To this end, a concurrent training programme has been proposed to expand the pool of young African scholars.
"Postgraduate students will therefore also be instructed by international experts on the data selection process to support their research hypotheses, and they will learn where to look for this data and how to do the analyses by utilising our Intelligent Node."
TRU also recently completed one of two comparative projects, which was focused on democracy in South Africa, Zimbabwe, Namibia and Botswana.
"I am happy to report that the findings of the all-African team will be published in a dedicated edition of the international journal of politics, the Taiwan Journal of Democracy, on 1 July 2017."
"The second project that TRU is working on is nearing completion and focuses on democracy in South Africa from a global perspective. The research has established a decline in the legitimacy of democracies over the last 20 years in countries like Turkey, where the recent referendum has effectively killed democracy; Poland, where a populist government has come to power; and South Africa, where poor quality of governance has given rise to radicalism and polarisation that are threatening democracy."

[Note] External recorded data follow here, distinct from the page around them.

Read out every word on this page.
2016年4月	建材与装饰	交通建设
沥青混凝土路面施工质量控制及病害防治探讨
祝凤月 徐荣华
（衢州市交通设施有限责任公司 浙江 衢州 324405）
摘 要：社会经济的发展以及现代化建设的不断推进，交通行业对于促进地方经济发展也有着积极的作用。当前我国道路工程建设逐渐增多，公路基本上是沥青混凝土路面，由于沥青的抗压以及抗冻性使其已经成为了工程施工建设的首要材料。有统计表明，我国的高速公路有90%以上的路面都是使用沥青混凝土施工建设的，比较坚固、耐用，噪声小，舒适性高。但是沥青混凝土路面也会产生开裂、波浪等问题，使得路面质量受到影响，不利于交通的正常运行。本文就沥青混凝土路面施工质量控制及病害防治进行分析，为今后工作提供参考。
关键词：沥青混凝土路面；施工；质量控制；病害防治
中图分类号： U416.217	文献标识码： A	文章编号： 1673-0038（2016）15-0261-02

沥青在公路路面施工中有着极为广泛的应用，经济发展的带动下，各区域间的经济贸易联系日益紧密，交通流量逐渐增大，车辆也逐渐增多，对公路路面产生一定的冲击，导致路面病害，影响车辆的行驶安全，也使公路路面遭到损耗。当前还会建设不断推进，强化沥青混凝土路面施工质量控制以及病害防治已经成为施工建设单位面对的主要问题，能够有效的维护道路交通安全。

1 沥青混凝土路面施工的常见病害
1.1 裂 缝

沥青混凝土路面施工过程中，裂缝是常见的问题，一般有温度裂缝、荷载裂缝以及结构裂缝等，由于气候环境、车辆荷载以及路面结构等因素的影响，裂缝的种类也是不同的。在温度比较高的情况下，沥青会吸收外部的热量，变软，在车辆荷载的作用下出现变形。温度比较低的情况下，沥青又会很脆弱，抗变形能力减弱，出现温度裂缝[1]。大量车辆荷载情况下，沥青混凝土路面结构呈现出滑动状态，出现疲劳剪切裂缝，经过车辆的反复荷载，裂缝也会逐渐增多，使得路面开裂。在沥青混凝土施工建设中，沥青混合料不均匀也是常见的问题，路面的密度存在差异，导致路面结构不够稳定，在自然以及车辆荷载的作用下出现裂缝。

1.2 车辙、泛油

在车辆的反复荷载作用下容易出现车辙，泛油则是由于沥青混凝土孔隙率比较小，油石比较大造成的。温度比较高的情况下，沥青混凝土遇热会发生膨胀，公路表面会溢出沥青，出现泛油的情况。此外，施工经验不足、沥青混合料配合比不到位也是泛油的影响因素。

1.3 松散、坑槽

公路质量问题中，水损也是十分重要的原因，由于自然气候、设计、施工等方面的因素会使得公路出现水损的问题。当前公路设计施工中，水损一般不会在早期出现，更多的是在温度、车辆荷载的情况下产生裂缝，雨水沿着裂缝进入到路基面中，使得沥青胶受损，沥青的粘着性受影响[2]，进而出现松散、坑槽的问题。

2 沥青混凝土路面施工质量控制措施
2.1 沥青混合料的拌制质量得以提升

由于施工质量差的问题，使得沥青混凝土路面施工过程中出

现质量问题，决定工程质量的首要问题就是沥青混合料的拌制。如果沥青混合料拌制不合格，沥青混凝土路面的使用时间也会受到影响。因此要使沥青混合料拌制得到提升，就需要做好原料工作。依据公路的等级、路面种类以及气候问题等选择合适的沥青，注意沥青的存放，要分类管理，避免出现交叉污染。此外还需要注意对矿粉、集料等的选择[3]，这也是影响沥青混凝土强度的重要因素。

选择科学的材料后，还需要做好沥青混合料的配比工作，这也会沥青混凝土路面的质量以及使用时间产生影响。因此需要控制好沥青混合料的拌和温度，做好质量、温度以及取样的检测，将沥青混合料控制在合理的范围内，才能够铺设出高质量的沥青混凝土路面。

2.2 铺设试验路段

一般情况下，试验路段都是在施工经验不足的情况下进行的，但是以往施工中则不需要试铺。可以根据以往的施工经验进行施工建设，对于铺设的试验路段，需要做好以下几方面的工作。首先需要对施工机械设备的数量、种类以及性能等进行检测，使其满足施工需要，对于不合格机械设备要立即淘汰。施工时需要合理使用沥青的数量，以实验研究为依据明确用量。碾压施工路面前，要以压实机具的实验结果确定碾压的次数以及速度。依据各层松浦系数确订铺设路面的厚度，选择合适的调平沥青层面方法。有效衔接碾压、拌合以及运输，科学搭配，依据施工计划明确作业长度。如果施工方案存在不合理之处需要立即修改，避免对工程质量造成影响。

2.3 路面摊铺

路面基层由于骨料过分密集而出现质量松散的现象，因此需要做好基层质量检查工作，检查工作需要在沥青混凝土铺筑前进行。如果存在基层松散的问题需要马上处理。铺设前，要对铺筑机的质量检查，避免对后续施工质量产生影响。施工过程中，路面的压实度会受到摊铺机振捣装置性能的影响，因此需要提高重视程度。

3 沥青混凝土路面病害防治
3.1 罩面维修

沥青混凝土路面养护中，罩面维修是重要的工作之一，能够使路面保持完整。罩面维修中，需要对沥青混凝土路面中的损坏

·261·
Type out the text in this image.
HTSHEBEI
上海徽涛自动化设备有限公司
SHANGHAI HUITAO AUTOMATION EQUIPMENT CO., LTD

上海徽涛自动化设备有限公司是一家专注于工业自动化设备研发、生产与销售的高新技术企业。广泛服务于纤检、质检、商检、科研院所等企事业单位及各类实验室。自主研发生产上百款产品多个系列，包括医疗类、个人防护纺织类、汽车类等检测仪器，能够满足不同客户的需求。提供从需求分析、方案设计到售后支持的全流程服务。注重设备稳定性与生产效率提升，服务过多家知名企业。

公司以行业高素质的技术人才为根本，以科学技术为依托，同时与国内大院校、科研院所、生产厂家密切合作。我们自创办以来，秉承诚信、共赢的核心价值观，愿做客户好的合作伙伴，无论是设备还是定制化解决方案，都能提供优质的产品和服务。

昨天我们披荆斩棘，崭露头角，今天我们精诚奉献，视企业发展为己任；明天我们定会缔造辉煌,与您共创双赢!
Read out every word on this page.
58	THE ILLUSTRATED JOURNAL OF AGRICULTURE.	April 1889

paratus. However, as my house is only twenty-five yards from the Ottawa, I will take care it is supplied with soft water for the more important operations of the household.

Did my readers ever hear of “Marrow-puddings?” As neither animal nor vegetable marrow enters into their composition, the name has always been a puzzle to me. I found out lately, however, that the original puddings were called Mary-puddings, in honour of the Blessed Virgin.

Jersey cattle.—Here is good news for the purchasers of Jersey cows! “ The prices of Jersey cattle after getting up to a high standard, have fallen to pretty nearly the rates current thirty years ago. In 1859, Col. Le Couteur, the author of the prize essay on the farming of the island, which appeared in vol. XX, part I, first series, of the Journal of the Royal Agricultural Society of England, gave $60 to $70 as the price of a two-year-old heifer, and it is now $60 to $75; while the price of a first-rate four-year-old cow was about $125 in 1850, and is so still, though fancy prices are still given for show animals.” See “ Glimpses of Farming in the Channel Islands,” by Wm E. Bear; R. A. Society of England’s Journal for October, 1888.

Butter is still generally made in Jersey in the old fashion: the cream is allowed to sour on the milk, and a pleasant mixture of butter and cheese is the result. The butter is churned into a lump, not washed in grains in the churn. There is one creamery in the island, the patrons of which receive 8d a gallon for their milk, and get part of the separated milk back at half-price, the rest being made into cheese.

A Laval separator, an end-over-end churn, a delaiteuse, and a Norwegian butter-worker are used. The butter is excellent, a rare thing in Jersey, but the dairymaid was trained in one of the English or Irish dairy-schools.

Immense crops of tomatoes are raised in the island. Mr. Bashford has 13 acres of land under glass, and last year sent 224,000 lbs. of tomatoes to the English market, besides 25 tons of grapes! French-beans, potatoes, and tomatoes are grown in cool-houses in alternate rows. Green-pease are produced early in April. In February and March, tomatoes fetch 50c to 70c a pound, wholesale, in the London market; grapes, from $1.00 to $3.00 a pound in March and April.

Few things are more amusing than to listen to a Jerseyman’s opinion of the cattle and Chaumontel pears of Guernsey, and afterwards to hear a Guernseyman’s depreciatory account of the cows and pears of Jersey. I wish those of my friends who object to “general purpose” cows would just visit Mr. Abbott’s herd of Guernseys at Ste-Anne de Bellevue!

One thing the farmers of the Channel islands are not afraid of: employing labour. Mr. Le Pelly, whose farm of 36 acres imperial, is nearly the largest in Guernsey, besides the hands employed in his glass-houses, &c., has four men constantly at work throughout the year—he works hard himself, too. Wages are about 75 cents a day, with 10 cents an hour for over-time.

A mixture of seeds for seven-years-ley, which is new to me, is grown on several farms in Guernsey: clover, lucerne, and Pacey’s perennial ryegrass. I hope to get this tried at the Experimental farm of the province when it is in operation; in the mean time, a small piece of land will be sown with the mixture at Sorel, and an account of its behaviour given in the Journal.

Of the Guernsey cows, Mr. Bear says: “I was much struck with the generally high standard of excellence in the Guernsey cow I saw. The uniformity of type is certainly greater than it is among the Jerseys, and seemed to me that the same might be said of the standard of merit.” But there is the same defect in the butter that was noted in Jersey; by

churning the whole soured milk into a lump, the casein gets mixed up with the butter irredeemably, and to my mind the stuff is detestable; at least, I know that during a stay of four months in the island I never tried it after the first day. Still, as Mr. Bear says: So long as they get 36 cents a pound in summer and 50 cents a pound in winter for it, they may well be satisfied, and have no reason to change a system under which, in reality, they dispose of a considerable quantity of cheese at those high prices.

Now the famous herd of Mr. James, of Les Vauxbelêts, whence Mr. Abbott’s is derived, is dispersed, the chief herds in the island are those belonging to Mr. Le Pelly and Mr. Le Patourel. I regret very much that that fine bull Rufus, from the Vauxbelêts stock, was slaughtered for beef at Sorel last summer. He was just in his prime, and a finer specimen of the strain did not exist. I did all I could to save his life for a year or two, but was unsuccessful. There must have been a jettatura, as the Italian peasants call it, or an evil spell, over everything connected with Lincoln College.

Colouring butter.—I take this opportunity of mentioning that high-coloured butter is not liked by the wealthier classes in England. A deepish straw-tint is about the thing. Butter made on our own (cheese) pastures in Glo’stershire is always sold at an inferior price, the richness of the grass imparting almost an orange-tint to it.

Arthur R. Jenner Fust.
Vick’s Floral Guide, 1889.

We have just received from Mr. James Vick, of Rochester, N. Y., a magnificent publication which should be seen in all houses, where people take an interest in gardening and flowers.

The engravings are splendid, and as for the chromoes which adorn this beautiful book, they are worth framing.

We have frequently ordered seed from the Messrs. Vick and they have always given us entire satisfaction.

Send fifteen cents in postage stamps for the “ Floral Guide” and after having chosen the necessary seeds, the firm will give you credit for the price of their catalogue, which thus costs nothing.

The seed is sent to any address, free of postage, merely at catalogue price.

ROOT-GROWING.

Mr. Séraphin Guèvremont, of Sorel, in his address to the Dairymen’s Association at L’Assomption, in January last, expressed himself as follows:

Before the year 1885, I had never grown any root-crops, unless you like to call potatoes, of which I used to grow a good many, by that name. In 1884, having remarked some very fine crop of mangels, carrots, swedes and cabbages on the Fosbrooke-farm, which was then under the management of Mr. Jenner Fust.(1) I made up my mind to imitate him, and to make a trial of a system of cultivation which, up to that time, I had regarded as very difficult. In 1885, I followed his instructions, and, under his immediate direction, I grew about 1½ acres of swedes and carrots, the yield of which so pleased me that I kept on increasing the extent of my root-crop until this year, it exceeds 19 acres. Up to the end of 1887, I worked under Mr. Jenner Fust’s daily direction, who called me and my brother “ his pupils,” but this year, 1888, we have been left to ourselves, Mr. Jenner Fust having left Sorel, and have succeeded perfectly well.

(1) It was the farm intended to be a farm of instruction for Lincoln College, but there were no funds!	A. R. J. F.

"The discouraging findings," says van Beek, "convinced us that further research into the state of democracy in South Africa was imperative and that the investigation ought to be supported by solid empirical evidence. We want to focus on social cohesion, which we consider to be the bedrock of democracy. We believe that the problem of social cohesion can no longer be meaningfully investigated in isolation from regional and global trends as the globalisation of capital and the mass flows of refugees and immigrants bring additional pressures on efforts directed at attaining social cohesion at the nation-state level. At the same time, one particular research methodology is not likely to add much new knowledge and practical advice on the subject. For these reasons we decided to create the Intelligent Node and thus integrate into global networks."
PHOTO: A group of national and international academics recently participated in a workshop by the Transformation Research Unit (TRU): Democracy Globally at Stellenbosch University. From the left in the first row are Dr Catherine Musuva (AU: Electoral Commission), Dr Cindy Steenekamp (SU), Prof Ursula van Beek (SU), Dr Nicola de Jager (SU), PhD candidate, Annemie Parkin (SU), and Ms Jordan Fredericks (Honours student, SU). In the second row are Prof Dieter Fuchs (Stuttgart University, Germany), Prof Dirk Berg-Schlosser (Philipps University in Marburg, Germany), Dr Webster Zambara (Institute for Justice and Reconciliation), Prof Hans-Dieter Klingemann (Research Centre, Berlin), and Prof Ursula Hoffmann-Lange (Bamberg University, Germany). In the third row are Dr Krige Sieberts (SU), Prof Laurence Whitehead (Oxford University), Prof David Sebudubudu (University of Botswana), and Ms Helen Kores (MA student, SU).